Knowing what criteria are guiding an investors decision making, will not only enable you to be more strategic in negotiating terms but also help you manage expectations and difficult conversations down the road. 

III. How deeply does a PE firm know my space 

To add value beyond just capital, PE firms need to deeply understand your space and can help you scale and grow your business. Private equity firms specialize in many ways e.g. focussing on a specific vertical e.g. education, on a technology vertical e.g. Blockchain or AI and on business model/customer type e.g. B2C vs B2B. 

Most firms, however, are generalists and a majority of investment professionals don't have experience in building or bringing products to market, operating a business and might not have any depth of experience in your vertical or space, limiting the value they can bring your firm outside of a check. You need to ask multiple questions to determine the firms' capabilities:

  • Experience in specific verticals or sectors - healthcare, infrastructure software, consumer electronics etc.  
  • Operational expertise and frameworks - is the investor on your board a former operator and does he have direct experience in building/delivering products, go-to-market and managing change. Too many investors have always been 2 degrees removed from executing and will provide unactionable input. 
  • Geographical footprint and access - if you are a business looking to expand geographically, a capital partner with access and local market knowledge will potentially be a better fit. 
  • Support with inorganic growth - Identifying M&A targets, diligence, deal execution and post-merger integration. 

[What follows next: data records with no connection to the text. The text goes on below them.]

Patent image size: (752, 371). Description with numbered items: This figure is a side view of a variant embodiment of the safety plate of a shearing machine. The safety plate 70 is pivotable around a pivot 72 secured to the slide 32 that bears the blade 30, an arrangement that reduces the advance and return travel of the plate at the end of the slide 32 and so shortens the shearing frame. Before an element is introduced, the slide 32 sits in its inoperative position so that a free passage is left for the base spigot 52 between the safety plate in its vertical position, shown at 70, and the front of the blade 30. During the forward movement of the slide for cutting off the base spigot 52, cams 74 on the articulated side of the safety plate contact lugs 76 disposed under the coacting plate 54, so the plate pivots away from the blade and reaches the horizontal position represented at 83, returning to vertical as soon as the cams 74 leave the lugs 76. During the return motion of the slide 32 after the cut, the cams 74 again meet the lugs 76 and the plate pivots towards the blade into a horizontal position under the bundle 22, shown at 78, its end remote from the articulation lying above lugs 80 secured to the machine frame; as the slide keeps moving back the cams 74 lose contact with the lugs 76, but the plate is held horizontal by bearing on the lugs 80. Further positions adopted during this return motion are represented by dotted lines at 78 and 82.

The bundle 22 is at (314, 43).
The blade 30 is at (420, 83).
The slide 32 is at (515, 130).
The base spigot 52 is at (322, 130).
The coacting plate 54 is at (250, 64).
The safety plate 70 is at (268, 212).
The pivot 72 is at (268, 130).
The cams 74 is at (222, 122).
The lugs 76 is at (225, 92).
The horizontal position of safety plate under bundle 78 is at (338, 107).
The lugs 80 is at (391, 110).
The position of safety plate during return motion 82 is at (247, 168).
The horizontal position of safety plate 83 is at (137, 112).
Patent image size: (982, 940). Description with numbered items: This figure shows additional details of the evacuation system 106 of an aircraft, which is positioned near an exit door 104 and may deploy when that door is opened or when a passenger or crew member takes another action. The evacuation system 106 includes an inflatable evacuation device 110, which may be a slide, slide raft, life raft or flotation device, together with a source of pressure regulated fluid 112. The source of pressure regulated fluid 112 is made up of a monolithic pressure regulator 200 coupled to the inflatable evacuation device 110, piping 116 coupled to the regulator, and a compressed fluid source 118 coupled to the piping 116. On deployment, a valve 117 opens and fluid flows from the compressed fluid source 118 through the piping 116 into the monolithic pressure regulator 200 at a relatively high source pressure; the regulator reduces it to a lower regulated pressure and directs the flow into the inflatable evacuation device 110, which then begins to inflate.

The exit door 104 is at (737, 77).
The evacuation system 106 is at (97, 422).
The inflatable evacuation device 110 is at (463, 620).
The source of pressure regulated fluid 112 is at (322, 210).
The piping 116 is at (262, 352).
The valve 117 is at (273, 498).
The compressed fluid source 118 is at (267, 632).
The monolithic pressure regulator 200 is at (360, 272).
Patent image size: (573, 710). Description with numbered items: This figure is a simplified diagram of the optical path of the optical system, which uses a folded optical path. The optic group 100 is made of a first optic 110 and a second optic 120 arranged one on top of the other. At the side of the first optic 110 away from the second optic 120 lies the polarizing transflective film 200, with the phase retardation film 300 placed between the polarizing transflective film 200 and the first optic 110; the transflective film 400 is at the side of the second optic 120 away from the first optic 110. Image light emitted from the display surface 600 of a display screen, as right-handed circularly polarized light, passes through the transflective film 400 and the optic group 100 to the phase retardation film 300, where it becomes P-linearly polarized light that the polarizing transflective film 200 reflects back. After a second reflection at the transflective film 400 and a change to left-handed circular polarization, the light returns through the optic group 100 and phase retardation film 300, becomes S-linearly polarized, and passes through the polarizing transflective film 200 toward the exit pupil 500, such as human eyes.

There are two things to keep in mind when interacting with potential investors. First, dig below the superficial conversations on GTM and market to really understand the firm's functional perspectives, knowledge of your domain. Second, ask for examples and specifics on support the investor has provided portfolio companies. It's pretty simple to differentiate a great investor, from a good one. 

IV. What is their portfolio support model 

To get the most out of your investor, you need some structure outside a quarterly board meeting. Orthogonal to how deeply a PE firm or an investor understands your space is how the firm is set up to provide portfolio support. 

PE firms' operational support for portfolio companies falls on a spectrum. On one end you have firms like Vista which have a more hands-on approach and support their portfolio companies via an internal consulting team, and often have templates and "playbooks" for different operational aspects. On the other end, you have strategic corporate venture capital, which has a more hands-free approach - often taking board seats, and mostly supporting companies through customer/partner introductions and strategic input. Other operationally focused growth equity firms like Carrick capital generally fall somewhere in between.  There are pros and cons to every model. 

In the end, a good fit is a function of three things - (1) your goals and needs, (2) your working style preference and (3) the firm's capabilities. It's important to dig in and understand the day-to-day model and ensure alignment. 

V. Who will I work with   

Like most things in life, people matter. No matter what the firm, your overall experience, and the impact a capital partner can bring are heavily dependent on the individual on your board. Not all firms are created equal and within a firm, not all partners are created equal. 

Do your diligence on the firm, but more importantly spend the time to get to know the individual.